The neighborhood dearest to Mahmood’s heart is the one he calls home: the Tenderloin. As a child, long before he became the city’s first Muslim supervisor, he and his Pakistan-born parents frequently ate at Shalimar on Jones Street, which at the time was the only restaurant serving saag gosht and goat karahi. Shalimar’s employees are deeply proud of Mahmood, noting that they’ve worked with his office on street cleaning and other quality-of-life issues.
Mahmood also shouted out the city’s first halal pizza place (opens in new tab), Pronto Pizzeria on Eddy Street, which has been making its own fennel sausage for 25 years.
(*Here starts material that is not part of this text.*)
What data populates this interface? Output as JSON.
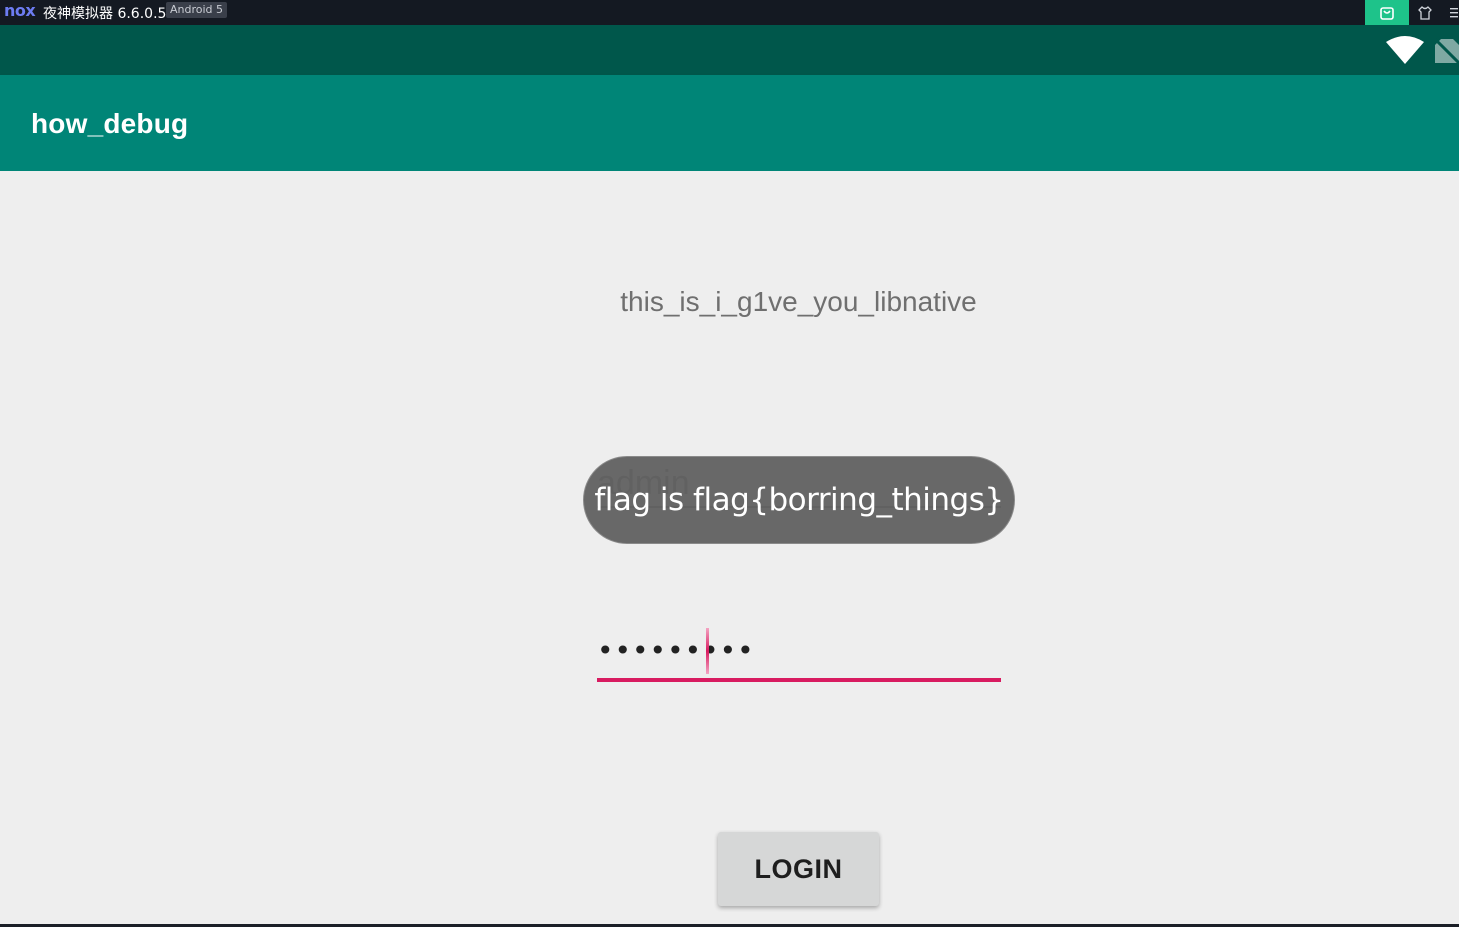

Owner Abdou Messaoudi, who is grateful to have stayed in business throughout the neighborhood’s ups and downs, was excited to be featured on the supervisor’s Instagram. “We were one of the first,” he says. “It was a while ago, but there was a boost.”
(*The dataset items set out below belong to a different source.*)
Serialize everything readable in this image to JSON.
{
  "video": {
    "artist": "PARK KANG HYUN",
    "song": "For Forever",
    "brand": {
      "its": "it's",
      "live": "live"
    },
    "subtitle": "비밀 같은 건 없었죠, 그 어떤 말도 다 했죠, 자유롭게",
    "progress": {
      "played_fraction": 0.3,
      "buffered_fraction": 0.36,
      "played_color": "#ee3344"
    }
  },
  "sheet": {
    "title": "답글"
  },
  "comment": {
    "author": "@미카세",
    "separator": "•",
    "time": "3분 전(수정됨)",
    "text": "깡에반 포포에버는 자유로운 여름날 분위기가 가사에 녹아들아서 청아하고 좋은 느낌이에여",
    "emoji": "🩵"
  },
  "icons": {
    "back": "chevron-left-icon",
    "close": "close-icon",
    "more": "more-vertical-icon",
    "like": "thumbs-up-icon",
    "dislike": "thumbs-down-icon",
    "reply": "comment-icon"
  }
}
As a content creator, Mahmood is distinctly understated: Viewers won’t have to endure excessive gushing or other influencer cliches like drumming one’s fingers on a sandwich with amazement that such a thing could exist. Most “Bites With Bilal” clips are quick and simple, although some involve lengthier interviews with operators. In February, Mahmood commemorated the 40th anniversary of Haight Street slice shop Escape From New York Pizza (opens in new tab) and got owner Tim Parker to reminisce about his early days hawking coupons for pizza on Haight and Clayton.
“As an older small business, we appreciate support,” Parker told The Standard, adding that he came away impressed with how Mahmood is pulling for the Haight. “As far as the supervisor’s reel goes, my daughter says it did pretty well on Instagram.”
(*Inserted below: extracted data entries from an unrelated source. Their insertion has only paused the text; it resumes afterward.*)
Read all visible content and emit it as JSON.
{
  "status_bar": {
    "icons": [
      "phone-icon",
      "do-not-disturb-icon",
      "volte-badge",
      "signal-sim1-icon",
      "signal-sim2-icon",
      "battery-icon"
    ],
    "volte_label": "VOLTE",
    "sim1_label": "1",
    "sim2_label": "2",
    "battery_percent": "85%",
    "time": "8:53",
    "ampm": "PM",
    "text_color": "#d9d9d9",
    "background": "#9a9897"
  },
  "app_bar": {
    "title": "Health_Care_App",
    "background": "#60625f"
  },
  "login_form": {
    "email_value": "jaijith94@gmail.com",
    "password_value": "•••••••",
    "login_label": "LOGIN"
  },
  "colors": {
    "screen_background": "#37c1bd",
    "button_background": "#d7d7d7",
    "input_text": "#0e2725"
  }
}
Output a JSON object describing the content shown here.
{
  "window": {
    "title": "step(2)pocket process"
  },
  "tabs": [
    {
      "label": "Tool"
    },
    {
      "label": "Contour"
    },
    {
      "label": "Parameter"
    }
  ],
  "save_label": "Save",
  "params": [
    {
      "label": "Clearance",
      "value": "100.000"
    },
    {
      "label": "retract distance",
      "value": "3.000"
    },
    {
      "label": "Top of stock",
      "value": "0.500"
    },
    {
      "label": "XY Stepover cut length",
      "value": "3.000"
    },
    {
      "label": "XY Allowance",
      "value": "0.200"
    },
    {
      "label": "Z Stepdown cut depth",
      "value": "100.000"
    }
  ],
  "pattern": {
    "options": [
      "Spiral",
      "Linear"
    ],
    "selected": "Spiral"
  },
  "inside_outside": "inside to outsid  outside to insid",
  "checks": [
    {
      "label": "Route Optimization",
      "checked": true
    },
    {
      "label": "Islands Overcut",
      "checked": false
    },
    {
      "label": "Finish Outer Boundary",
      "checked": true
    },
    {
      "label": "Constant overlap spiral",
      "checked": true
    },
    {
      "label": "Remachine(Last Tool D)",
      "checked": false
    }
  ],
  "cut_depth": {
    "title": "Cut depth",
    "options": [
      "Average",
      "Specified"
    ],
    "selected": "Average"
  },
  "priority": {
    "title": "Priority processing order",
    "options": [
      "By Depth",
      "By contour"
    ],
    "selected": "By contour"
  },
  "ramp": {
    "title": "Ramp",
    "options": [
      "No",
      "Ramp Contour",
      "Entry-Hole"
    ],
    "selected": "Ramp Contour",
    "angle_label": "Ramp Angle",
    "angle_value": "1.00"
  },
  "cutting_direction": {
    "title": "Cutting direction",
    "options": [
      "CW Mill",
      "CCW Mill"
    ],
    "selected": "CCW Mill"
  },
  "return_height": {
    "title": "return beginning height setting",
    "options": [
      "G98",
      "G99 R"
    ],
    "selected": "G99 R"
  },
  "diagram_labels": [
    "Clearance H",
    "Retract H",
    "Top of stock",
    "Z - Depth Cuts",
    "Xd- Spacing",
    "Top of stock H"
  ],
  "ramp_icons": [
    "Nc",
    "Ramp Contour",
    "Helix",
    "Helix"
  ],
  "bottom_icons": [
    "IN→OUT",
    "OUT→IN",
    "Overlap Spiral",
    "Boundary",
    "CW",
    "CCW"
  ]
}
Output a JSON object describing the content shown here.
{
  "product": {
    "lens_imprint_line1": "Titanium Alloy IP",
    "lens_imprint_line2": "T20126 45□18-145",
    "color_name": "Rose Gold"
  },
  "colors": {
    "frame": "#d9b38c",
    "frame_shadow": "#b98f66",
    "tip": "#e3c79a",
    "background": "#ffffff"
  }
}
Esteemed for its garlicky potato-and-pesto slices, Escape From New York is a San Francisco Legacy Business and a neighborhood icon. But Mahmood makes a point of patronizing under-the-radar new businesses too. A few blocks down Haight Street, Samia Sidhoum opened Cafe Velora in September, serving varieties of baklava passed down from her grandmother in Algeria. Mahmood stopped in a month later (opens in new tab) to sing the praises of her sticky-flaky phyllo treats, offered in contemporary flavors such as chocolate cherry and peanut butter, as well as traditional pistachio.
Sidhoum, who runs Cafe Velora with her son, says her fledgling business got an immediate shot in the arm from Mahmood’s endorsement. “Many people saw his videos,” she says. “I was very happy to hear that.”